Concrete structures that are standard are prone to cracking and brittle. They crack easily and are unable to stand up to tension. This is the reason the reason why engineers from San Francisco patented prestressed concrete in 1886. This revolutionary method of pre-pressuring concrete results in stronger structures by reducing momentum or deflection and also improving the ability of the concrete to withstand greater force and pressures from outside. But, while prestressed concrete was in use for over a half-century priorto 1951 it was the very initial North American prestressed concrete project was completed in Philadelphia, Pennsylvania as the Walnut Lane Memorial Bridge. At Permacast we will be looking into the process of prestressed concrete. We will discuss how it’s created as well as its advantages, and the various uses that prestressed concrete can be employed for.
What is the Process by which Concrete Created? Concrete How is it made?
Prestressed concrete is produced via a pre-tensioning process or a post-tensioning procedure where compressive strain can be applied to the concrete.

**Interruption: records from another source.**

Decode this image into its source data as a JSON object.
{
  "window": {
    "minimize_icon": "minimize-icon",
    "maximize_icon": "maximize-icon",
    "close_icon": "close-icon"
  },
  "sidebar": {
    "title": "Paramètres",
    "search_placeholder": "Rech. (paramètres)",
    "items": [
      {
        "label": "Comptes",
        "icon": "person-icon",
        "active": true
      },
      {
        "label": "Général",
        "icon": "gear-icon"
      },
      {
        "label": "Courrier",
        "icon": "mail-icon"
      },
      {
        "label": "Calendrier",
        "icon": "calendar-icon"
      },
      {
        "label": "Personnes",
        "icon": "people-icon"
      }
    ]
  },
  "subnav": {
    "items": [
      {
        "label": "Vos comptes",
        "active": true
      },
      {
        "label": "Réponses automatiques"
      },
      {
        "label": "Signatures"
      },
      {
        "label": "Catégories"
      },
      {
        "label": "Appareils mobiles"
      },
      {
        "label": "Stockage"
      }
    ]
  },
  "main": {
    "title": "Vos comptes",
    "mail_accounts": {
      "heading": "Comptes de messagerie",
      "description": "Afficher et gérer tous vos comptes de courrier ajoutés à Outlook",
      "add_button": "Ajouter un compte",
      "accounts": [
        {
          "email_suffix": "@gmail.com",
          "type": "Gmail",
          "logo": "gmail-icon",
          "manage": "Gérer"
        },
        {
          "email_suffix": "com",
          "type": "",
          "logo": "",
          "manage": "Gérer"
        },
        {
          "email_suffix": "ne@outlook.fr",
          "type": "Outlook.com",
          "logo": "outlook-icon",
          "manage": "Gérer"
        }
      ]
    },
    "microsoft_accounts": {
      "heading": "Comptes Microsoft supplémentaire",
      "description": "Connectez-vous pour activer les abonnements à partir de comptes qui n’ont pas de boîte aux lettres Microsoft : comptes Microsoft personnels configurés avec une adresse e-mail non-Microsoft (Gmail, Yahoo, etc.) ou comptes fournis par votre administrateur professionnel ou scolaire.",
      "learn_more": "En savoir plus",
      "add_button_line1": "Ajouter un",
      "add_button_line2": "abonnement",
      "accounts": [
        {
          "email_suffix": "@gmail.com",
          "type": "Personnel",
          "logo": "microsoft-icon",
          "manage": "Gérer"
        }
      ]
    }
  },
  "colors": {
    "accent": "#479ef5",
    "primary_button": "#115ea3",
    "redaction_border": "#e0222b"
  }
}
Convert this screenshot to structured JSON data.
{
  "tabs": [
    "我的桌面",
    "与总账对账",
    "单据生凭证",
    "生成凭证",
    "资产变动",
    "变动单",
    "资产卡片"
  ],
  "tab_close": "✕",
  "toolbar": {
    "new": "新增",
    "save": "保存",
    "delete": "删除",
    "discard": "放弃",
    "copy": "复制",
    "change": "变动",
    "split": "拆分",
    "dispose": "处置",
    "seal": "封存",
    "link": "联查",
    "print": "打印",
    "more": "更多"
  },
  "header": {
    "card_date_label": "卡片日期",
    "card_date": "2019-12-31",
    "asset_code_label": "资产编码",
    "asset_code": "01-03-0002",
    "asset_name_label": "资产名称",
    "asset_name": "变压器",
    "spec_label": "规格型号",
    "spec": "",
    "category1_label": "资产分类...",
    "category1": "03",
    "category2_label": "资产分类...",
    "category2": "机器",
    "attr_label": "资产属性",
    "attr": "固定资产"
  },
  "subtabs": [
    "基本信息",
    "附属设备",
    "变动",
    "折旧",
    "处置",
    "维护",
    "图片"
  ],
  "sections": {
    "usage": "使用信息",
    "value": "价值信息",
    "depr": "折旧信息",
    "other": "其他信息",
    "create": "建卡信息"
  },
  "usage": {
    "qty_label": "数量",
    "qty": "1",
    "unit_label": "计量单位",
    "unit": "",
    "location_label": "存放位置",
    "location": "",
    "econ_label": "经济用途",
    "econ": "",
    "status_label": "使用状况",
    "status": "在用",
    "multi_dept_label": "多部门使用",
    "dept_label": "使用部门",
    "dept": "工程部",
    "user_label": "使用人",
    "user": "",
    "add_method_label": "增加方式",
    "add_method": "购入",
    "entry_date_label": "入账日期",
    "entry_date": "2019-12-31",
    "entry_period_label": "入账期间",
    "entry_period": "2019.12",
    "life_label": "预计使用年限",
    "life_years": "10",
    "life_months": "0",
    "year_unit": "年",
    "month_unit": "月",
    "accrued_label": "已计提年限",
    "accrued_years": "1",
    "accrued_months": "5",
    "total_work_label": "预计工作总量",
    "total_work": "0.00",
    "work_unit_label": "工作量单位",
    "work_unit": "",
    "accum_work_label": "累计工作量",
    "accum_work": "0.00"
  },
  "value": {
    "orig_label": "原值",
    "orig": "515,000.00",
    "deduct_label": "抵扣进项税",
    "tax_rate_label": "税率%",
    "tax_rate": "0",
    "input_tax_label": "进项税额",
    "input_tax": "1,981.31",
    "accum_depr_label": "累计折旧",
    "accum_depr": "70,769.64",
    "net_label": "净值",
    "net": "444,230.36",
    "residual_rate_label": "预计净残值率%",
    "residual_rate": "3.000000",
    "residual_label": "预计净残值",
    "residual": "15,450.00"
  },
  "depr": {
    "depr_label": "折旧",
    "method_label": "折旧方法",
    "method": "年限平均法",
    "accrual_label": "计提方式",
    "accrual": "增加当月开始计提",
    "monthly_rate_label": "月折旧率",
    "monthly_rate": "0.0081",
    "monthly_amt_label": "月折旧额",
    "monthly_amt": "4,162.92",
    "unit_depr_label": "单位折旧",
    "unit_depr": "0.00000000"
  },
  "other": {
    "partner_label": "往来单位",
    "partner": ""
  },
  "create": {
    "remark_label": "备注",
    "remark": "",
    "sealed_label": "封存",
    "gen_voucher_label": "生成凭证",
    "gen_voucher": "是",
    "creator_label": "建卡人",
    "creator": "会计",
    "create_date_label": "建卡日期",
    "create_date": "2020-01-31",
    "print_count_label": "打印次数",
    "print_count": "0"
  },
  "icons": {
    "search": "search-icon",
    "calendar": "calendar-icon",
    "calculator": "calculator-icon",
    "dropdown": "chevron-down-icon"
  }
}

Steel tendons, for instance, high-strength steel wires or alloys, are stretched to increase the stress in the concrete for the most flexible and durable product.
Pre-Tensioning
Prior to the concrete mix being put into the mold to cure, the strong steel tendons are stretched between 70-80 percent of their total strength. After being stretched the concrete is then placed around the tendon to undergo curring, and the precasting procedure. When the concrete reaches its intended strength, based on the original design and these forces release and the steel can shrink back to its size. This is a transfer of forces that are prestressed to the steel as well as concrete since the concrete is in this pre-stressed state and strength even when it shrinks to its original size.
Post-Tensioning
In contrast to the pre-tensioning method post-tensioning permits the concrete mix to be poured, then dried first. After that, as the curved ducts are made using molds made from aluminum, plastic, or steel The concrete cures and becomes hard before the steel tendons being stretched into the ducts. Once the tendons made of steel are pulled.